Creative Wellness Blog

MOMA and The Modern

Vincent Van Gogh, "The Starry Night"
A wall full of Monet's water lilies.
Robert Rauschenberg, “Signs,” 1970
Robert Rauschenberg, “Mirthday Man,” 1997
Robert Rauschenberg "Tree Frog," 1964, Museum Ludwig, Cologne, Germany
Robert Rauschenberg, “Glacier (Hoarfrost),” 1974
The lounge at MoMA.
Jackson Pollock's "One Number 31," 1950.

I recently visited the Museum of Modern Art in New York City. It’s always a pleasure to view its collection of van Goghs (including his very, very famous “The Starry Night”), Monets, Cezannes and Picassos. I also enjoy the more contemporary Andy Warhol soup cans and pop art, and Jackson Pollock’s splatter painting. And I love the outdoor Sculpture Garden, anchored by a 36-foot-tall sculpture of a rose by Isa Genzken.
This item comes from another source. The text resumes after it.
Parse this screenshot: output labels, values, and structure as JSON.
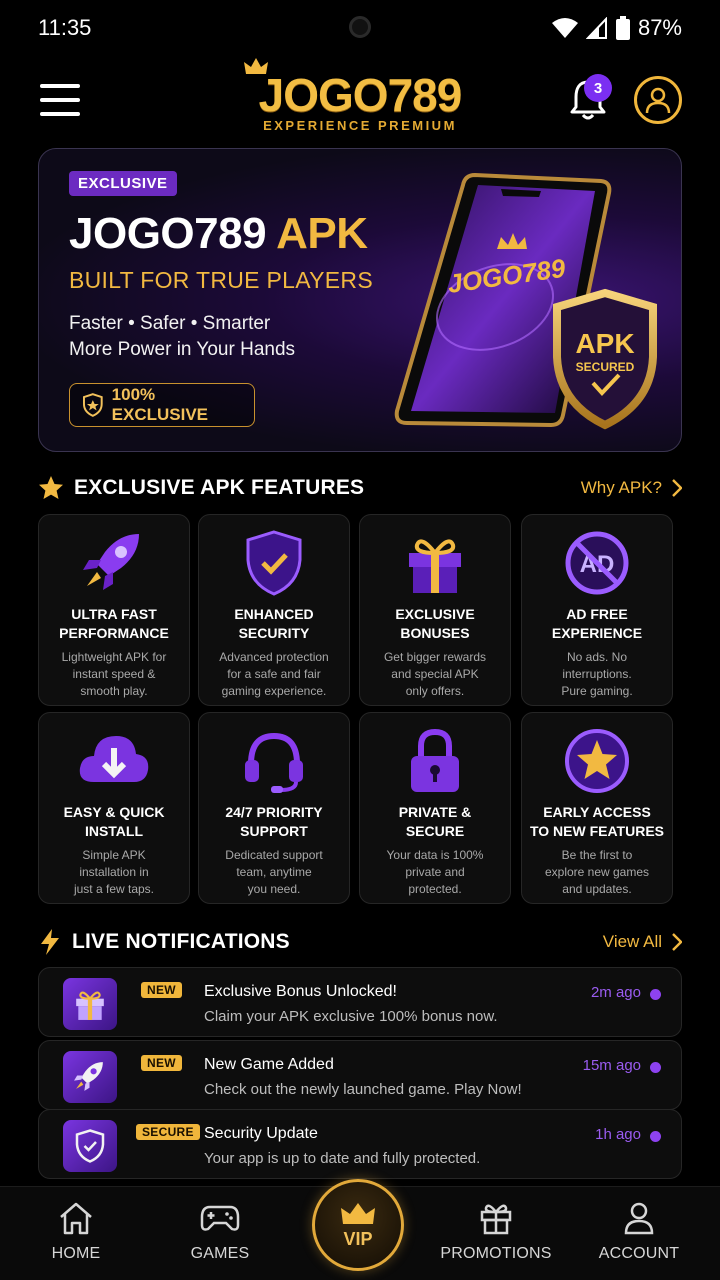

I’m not a fan of Robert Rauschenberg’s color-on-color paintings (this genre of art, if you can even call it that, makes me INSANE), so I was happily surprised to find I enjoyed the current retrospective of his work entitled “Robert Rauschenberg: Among Friends” (on view through September 17, 2017). As a collagist myself, my favorites in the collection of over 250 works from various mediums were quite naturally, his collages. (I think collage is a very accessible artform for most people to view. It’s often easy to discern how a collage was pieced together, and it’s fun to examine all of the elements used to design it.) One collage, called “Signs,” was originally commissioned as a cover for Time Magazine and depicts the tumultuous events of the 1960s. Another, wall-size collage centers around an x-ray of Rauschenberg’s body and is called “Mirthday Man.” He created the piece in a single day’s work on his 72nd birthday! Pretty amazing.
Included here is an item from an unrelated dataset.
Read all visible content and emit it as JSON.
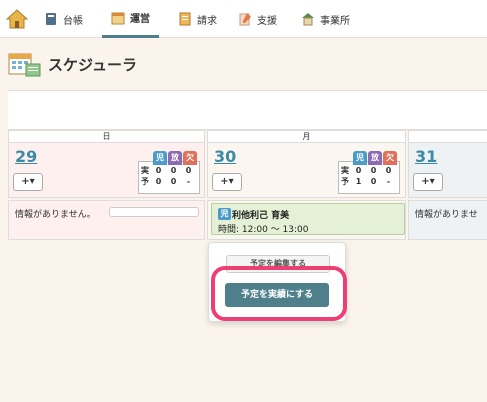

I was even more delighted to realize that I had recently seen Rauschenberg’s work, such as “Tree Frog,” at the Museum Ludwig in Cologne, Germany during a Viking River Cruise of the Rhine this past May. (The world is a small place sometimes…)
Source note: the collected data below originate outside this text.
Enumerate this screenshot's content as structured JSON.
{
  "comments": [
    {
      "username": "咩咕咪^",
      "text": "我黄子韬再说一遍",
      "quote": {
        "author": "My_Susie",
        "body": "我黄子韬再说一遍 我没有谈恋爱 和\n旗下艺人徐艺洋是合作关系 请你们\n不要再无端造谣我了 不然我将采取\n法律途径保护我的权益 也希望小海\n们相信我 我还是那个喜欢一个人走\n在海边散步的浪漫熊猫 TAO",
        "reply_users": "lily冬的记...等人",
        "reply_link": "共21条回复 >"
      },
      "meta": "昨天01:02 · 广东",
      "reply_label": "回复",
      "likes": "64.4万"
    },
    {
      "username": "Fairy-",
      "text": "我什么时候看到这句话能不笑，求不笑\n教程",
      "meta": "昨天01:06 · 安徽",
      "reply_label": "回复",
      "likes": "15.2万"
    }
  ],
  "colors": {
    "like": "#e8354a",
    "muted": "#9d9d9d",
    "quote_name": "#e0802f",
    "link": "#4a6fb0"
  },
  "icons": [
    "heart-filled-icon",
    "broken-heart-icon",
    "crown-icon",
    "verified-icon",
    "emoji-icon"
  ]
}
As a fiber artist, I was surprised to see he had even done some work on chiffon and silk in “Glacier (Hoarfrost),” transferring newspaper and magazine images onto delicate fiber to create fragmented images and shadows.

The Modern Restaurant
After my visit to the museum, I attended a dinner hosted by the publishing company Bottom Line Inc. at MoMA’s 2-Michelin-starred restaurant The Modern. Bottom Line has been hosting these “Round Table at the Algonquin”-like dinners for the past 30 years and inviting their contributors and business associates to attend to discuss current trends, predictions and breakthroughs in the world. The tradition was started by founder Marty Edelston and has continued under the direction of his children, Bottom Line President Sarah Hiner and Executive Vice President Marjory Abrams, who have worked hard to keep the company’s digital and print publications relevant and cutting edge. (If you’ve never read Bottom Line Personal, you’re missing out. It’s a bi-monthly 16-page newsletter written in a succinct, bulleted style with no ads and scores of articles by leading experts in various fields. I personally get much of my financial and general practice advice from the newsletter, which I read religiously.)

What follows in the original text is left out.